Department of Preventive Medicine, Institute of Biomedical Informatics, Bioinformatics Center, School of Basic Medical Sciences, Henan University, Kaifeng, China.
J Hum Genet. 2023 Sep;68(9):653-656. doi: 10.1038/s10038-023-01161-1. Epub 2023 May 15.
The current study was conducted to provide a general guidance for model specifications in polygenic risk score (PRS) analyses of the UK Biobank, such as adjusting for covariates (i.e. age, sex, recruitment centers, and genetic batch) and the number of principal components (PCs) that need to be included. To cover behavioral, physical and mental health outcomes, we evaluated three continuous outcomes (BMI, smoking, drinking) and two binary outcomes (Major Depressive Disorder and educational attainment). We applied 3280 (656 per phenotype) different models including different sets of covariates. We evaluated these different model specifications by comparing regression parameters such as R2, coefficients, and P values, as well as ANOVA tests. Findings suggest that only up to three PCs appears to be sufficient for controlling population stratification for most outcomes, whereas including other covariates (particularly age and sex) appears to be more essential for model performance.

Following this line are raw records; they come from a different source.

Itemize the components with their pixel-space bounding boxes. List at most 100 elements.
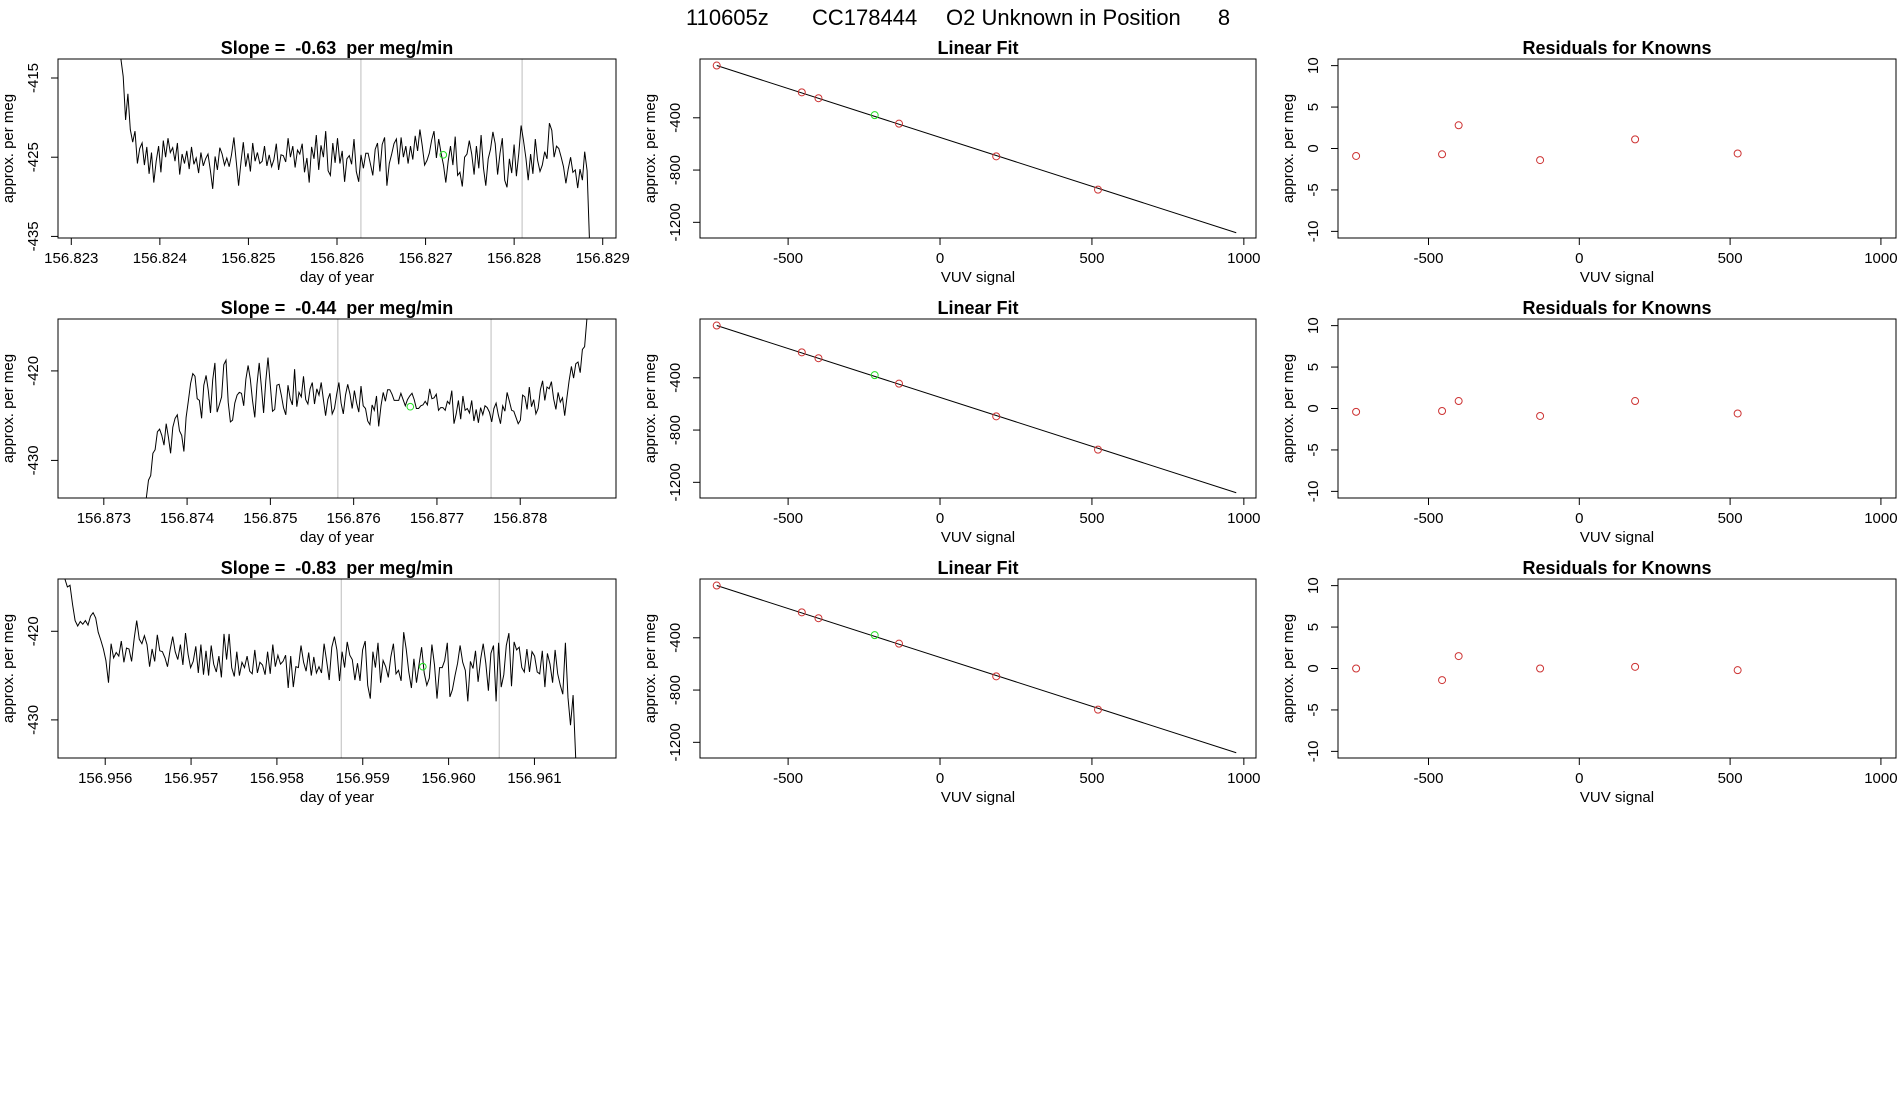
known-point	[1733, 409, 1742, 418]
known-point	[1352, 151, 1361, 160]
y-axis-label: approx. per meg	[642, 94, 659, 203]
known-point	[1631, 397, 1640, 406]
x-axis: -500 0 500 1000 VUV signal	[1413, 238, 1898, 286]
x-tick-label: 1000	[1864, 250, 1897, 267]
x-axis: -500 0 500 1000 VUV signal	[773, 498, 1261, 546]
plot-frame	[57, 318, 617, 499]
plot-frame	[699, 578, 1257, 759]
y-axis-label: approx. per meg	[0, 94, 17, 203]
y-tick-label: -400	[667, 363, 684, 393]
y-tick-label: 10	[1305, 57, 1322, 74]
y-axis-label: approx. per meg	[1280, 94, 1297, 203]
title-prefix: Slope =	[221, 38, 286, 58]
y-tick-label: -420	[25, 616, 42, 646]
plot-frame	[1337, 318, 1897, 499]
y-tick-label: -5	[1305, 703, 1322, 716]
plot-area	[64, 579, 577, 758]
y-axis: 10 5 0 -5 -10 approx. per meg	[1280, 57, 1338, 242]
y-tick-label: -5	[1305, 443, 1322, 456]
y-axis: -400 -800 -1200 approx. per meg	[642, 354, 700, 502]
plot-frame	[57, 578, 617, 759]
x-tick-label: 1000	[1227, 510, 1260, 527]
x-tick-label: 156.825	[221, 250, 275, 267]
panel-title: Linear Fit	[937, 298, 1018, 318]
x-tick-label: -500	[773, 250, 803, 267]
known-point	[895, 379, 904, 388]
y-tick-label: 5	[1305, 623, 1322, 631]
known-point	[1438, 150, 1447, 159]
x-axis: 156.823 156.824 156.825 156.826 156.827 156.8…	[44, 238, 630, 286]
x-tick-label: 1000	[1864, 510, 1897, 527]
known-point	[992, 412, 1001, 421]
plot-frame	[1337, 58, 1897, 239]
x-tick-label: 156.873	[77, 510, 131, 527]
unknown-point	[870, 631, 879, 640]
x-tick-label: 156.876	[327, 510, 381, 527]
y-tick-label: 10	[1305, 577, 1322, 594]
panel-r0-c2: Residuals for Knowns -500 0 500 1000 VUV sign…	[1280, 38, 1898, 286]
x-tick-label: 156.877	[410, 510, 464, 527]
x-tick-label: 500	[1718, 510, 1743, 527]
title-id: 110605z	[686, 5, 769, 30]
known-point	[1094, 705, 1103, 714]
x-tick-label: 500	[1718, 770, 1743, 787]
y-tick-label: 0	[1305, 404, 1322, 412]
y-tick-label: 0	[1305, 144, 1322, 152]
x-tick-label: 500	[1079, 250, 1104, 267]
unknown-mean-point	[439, 151, 448, 159]
y-axis: -400 -800 -1200 approx. per meg	[642, 94, 700, 242]
x-tick-label: 500	[1079, 510, 1104, 527]
x-tick-label: 156.875	[243, 510, 297, 527]
y-tick-label: -400	[667, 103, 684, 133]
y-tick-label: -1200	[667, 463, 684, 501]
x-tick-label: 0	[1575, 510, 1583, 527]
title-prefix: Slope =	[221, 558, 286, 578]
x-tick-label: -500	[773, 770, 803, 787]
panel-title: Residuals for Knowns	[1522, 298, 1711, 318]
known-point	[1438, 406, 1447, 415]
x-axis-label: day of year	[300, 529, 374, 546]
y-tick-label: -800	[667, 155, 684, 185]
panel-title: Residuals for Knowns	[1522, 38, 1711, 58]
x-axis: 156.873 156.874 156.875 156.876 156.877 156.8…	[77, 498, 547, 546]
x-tick-label: -500	[1413, 250, 1443, 267]
y-axis: -400 -800 -1200 approx. per meg	[642, 614, 700, 762]
known-point	[895, 639, 904, 648]
x-axis-label: VUV signal	[941, 789, 1015, 806]
panel-title: Residuals for Knowns	[1522, 558, 1711, 578]
title-cylinder: CC178444	[812, 5, 917, 30]
x-tick-label: -500	[1413, 510, 1443, 527]
known-point	[895, 119, 904, 128]
plot-area	[120, 59, 590, 238]
known-point	[1094, 185, 1103, 194]
x-tick-label: 156.956	[78, 770, 132, 787]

本研究旨在为 UK Biobank 中多基因风险评分 (PRS) 分析的模型规范提供一般性指导,例如调整协变量(即年龄、性别、招募中心和遗传批次)以及需要包含的主成分 (PC) 的数量。为了涵盖行为、身体和心理健康结果,我们评估了三个连续结果(BMI、吸烟、饮酒)和两个二分结果(重度抑郁症和教育程度)。我们应用了 3280 种(每种表型 656 种)不同的模型,包括不同的协变量集。我们通过比较回归参数(如 R2、系数和 P 值)以及方差分析 (ANOVA) 测试来评估这些不同的模型规范。研究结果表明,对于大多数结果,似乎最多只需要三个 PC 即可充分控制人群分层,而包含其他协变量(特别是年龄和性别)似乎对模型性能更为重要。